Chee thought about that. “What about other people at the center?”
“My goodness, it has been awful. So many of these elderlies lost things. Do you want to know who they are?”
“Sure.” He wasn’t surprised when her list matched the reports. “Do you have programs at the center every day?”
“No, we can’t afford that. Just twice a week.”
“Tuesdays and Thursdays?
”
“That’s right.” Elsie made a clicking sound. “I hope you can get their things back.”
“Me, too. So I guess Nicky’s program didn’t help much?”
“It should have. We brought him in before the burglaries.”
Chee was closing his computer when his phone buzzed again. This time it was Bernie. He realized he had worked way past dinner and hadn’t called.
But that wasn’t what was on her mind.
Bernie left Agent Berke to finish his examination of the trunk and went back in the house. A few moments later, she saw Berke pick up a piece of paper, study it, then put it back in the trunk.
Bernie motioned Ryana over to the couch and spoke softly. “I need to ask you about something before Berke comes back in.”
The second agent started toward them.
“Give us a minute.”
He frowned, then returned to his post at the door.
Ryana whispered, “What’s the question?”
“Someone mentioned to Sergeant Chee that you’d made some movies. My sister worked with a guy who knows a lot about video and he helped her find the work you’d done. And—”

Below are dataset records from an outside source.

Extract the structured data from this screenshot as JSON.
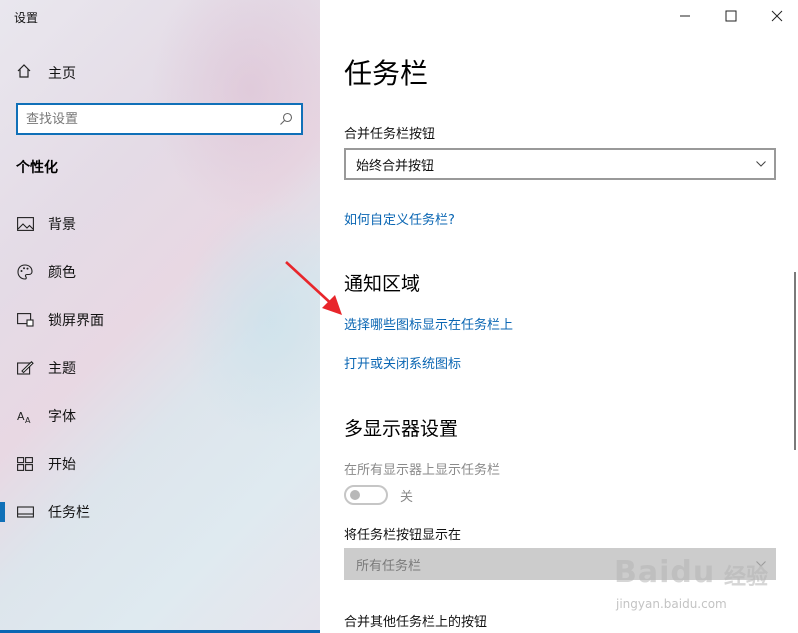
{
  "window": {
    "title": "设置"
  },
  "sidebar": {
    "home_label": "主页",
    "search_placeholder": "查找设置",
    "section_title": "个性化",
    "items": [
      {
        "label": "背景",
        "icon": "picture-icon",
        "active": false
      },
      {
        "label": "颜色",
        "icon": "palette-icon",
        "active": false
      },
      {
        "label": "锁屏界面",
        "icon": "lock-screen-icon",
        "active": false
      },
      {
        "label": "主题",
        "icon": "theme-brush-icon",
        "active": false
      },
      {
        "label": "字体",
        "icon": "font-icon",
        "active": false
      },
      {
        "label": "开始",
        "icon": "start-grid-icon",
        "active": false
      },
      {
        "label": "任务栏",
        "icon": "taskbar-icon",
        "active": true
      }
    ]
  },
  "main": {
    "title": "任务栏",
    "combine_label": "合并任务栏按钮",
    "combine_value": "始终合并按钮",
    "customize_link": "如何自定义任务栏?",
    "notification_heading": "通知区域",
    "select_icons_link": "选择哪些图标显示在任务栏上",
    "system_icons_link": "打开或关闭系统图标",
    "multi_heading": "多显示器设置",
    "show_all_label": "在所有显示器上显示任务栏",
    "toggle_state": "关",
    "show_buttons_label": "将任务栏按钮显示在",
    "show_buttons_value": "所有任务栏",
    "combine_other_label": "合并其他任务栏上的按钮"
  },
  "watermark": {
    "brand": "Baidu",
    "suffix": "经验",
    "url": "jingyan.baidu.com"
  },
  "colors": {
    "accent": "#0a66b3",
    "arrow": "#e8262b"
  }
}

“Don’t say anything else.” Ryana grasped the arm of the couch so hard her fingernails turned pale. “I know what I did. I was stupid.”
“Did Nicky have any connection to that?”
“No.” Ryana sucked in her breath. “Are you going to talk about the movies with these guys?”
“Do the movies have any tie-in to what’s in the car?”
“How could they? I don’t even know what’s out there.”
Bernie nodded. For once, she knew Ryana was telling the truth.
Berke came through the front door with a look of determination. He and his partner conferred briefly, and then the other man went out to stand by the car.
Berke spoke to Ryana. “Tell me about the items out there.”
“A spare tire, a jack, maybe some jumper cables.”
“Don’t get smart. I found a note addressed to you. Do you know what it said?”
She shook her head. “Like I told you. I never opened the trunk.”